Manche mögen es erbärmlich. Um zu erklären, was ein möglicher Einmarsch nordkoreanischer Truppen in den Ukraine-Krieg bedeuten würde, griff ein Spezialist des konservativen American Enterprise Institute (AEI) auf die alte Kernlandtheorie des Briten Halford Mackinder aus den Jahren vor dem Ersten Weltkrieg zurück. Wer auch immer das Heartland kontrolliert, ein riesiges Territorium im Herzen Eurasiens, hatte Mackinder damals analysiert, kontrolliert die Weltinsel, weite Teile Europas, Asiens und Afrikas; Aber wer die Weltinsel kontrolliert, kontrolliert die Welt. Wenn man dies auf die heutige Weltlage anwendet, sagte der AEI-Mitarbeiter, dann müsse man sich Sorgen um die Heartland-Allianz machen, die gerade entsteht: Russland, Iran, Nordkorea und sogar China rücken immer näher zusammen. Sie griffen in Europa an – Russland griff die Ukraine an –, im Nahen Osten – wo der Iran Israel angriff –; Und ist es möglich zu wissen, was als nächstes mit Taiwan in Ostasien passieren wird? Die „Konföderation der Heartland-Diktatoren“ ist eine ernsthafte Bedrohung.

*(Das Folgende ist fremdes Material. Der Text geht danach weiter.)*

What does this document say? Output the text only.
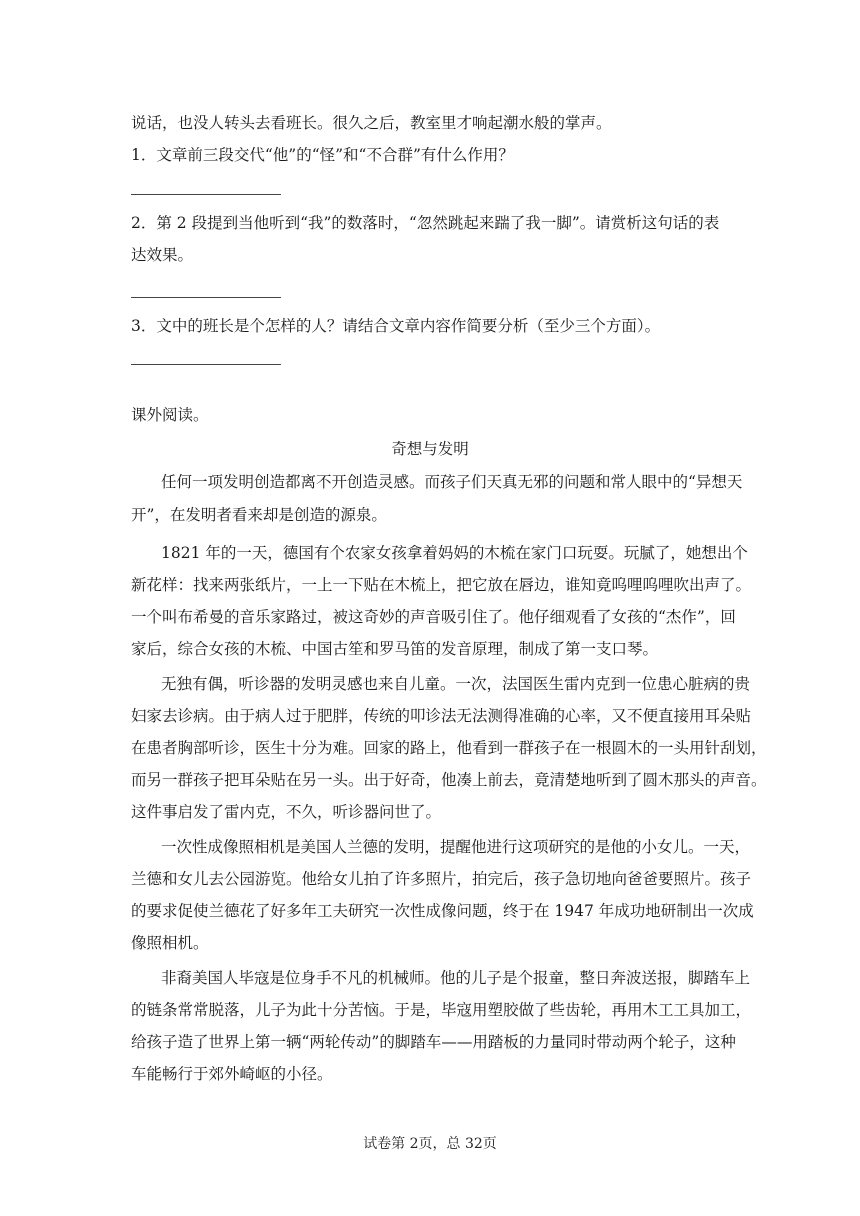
说话，也没人转头去看班长。很久之后，教室里才响起潮水般的掌声。
1．文章前三段交代“他”的“怪”和“不合群”有什么作用？
2．第 2 段提到当他听到“我”的数落时，“忽然跳起来踹了我一脚”。请赏析这句话的表
达效果。
3．文中的班长是个怎样的人？请结合文章内容作简要分析（至少三个方面）。
课外阅读。
奇想与发明
任何一项发明创造都离不开创造灵感。而孩子们天真无邪的问题和常人眼中的“异想天
开”，在发明者看来却是创造的源泉。
1821 年的一天，德国有个农家女孩拿着妈妈的木梳在家门口玩耍。玩腻了，她想出个
新花样：找来两张纸片，一上一下贴在木梳上，把它放在唇边，谁知竟呜哩呜哩吹出声了。
一个叫布希曼的音乐家路过，被这奇妙的声音吸引住了。他仔细观看了女孩的“杰作”，回
家后，综合女孩的木梳、中国古笙和罗马笛的发音原理，制成了第一支口琴。
无独有偶，听诊器的发明灵感也来自儿童。一次，法国医生雷内克到一位患心脏病的贵
妇家去诊病。由于病人过于肥胖，传统的叩诊法无法测得准确的心率，又不便直接用耳朵贴
在患者胸部听诊，医生十分为难。回家的路上，他看到一群孩子在一根圆木的一头用针刮划，
而另一群孩子把耳朵贴在另一头。出于好奇，他凑上前去，竟清楚地听到了圆木那头的声音。
这件事启发了雷内克，不久，听诊器问世了。
一次性成像照相机是美国人兰德的发明，提醒他进行这项研究的是他的小女儿。一天，
兰德和女儿去公园游览。他给女儿拍了许多照片，拍完后，孩子急切地向爸爸要照片。孩子
的要求促使兰德花了好多年工夫研究一次性成像问题，终于在 1947 年成功地研制出一次成
像照相机。
非裔美国人毕寇是位身手不凡的机械师。他的儿子是个报童，整日奔波送报，脚踏车上
的链条常常脱落，儿子为此十分苦恼。于是，毕寇用塑胶做了些齿轮，再用木工工具加工，
给孩子造了世界上第一辆“两轮传动”的脚踏车——用踏板的力量同时带动两个轮子，这种
车能畅行于郊外崎岖的小径。
试卷第 2页，总 32页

Wer sich nun mit der Frage eines möglichen Einsatzes nordkoreanischer Truppen im Ukraine-Krieg näher befassen möchte, muss nicht auf pompöse Konstrukte alter Imperialisten zurückgreifen. Es ist jedenfalls noch unklar, was wirklich passiert. Hat Pjöngjang wirklich Truppen nach Russland geschickt? Wenn ja, wie viele – und was genau machen sie? Der Nutzen, den der Westen aus der Debatte zieht, liegt auf der Hand. Südkorea verspricht – schließlich seufzen viele –, der Ukraine Kriegswaffen zu liefern, was es bislang jedoch ablehnt. Seoul verstärkt seine Solidarität mit der Nato, gegen die es noch Einwände gab. Hardliner fordern erneut „Taurus“-Lieferungen und die Entsendung von NATO-Soldaten in die Ukraine: Die Kriegstrommeln schlagen lauter denn je.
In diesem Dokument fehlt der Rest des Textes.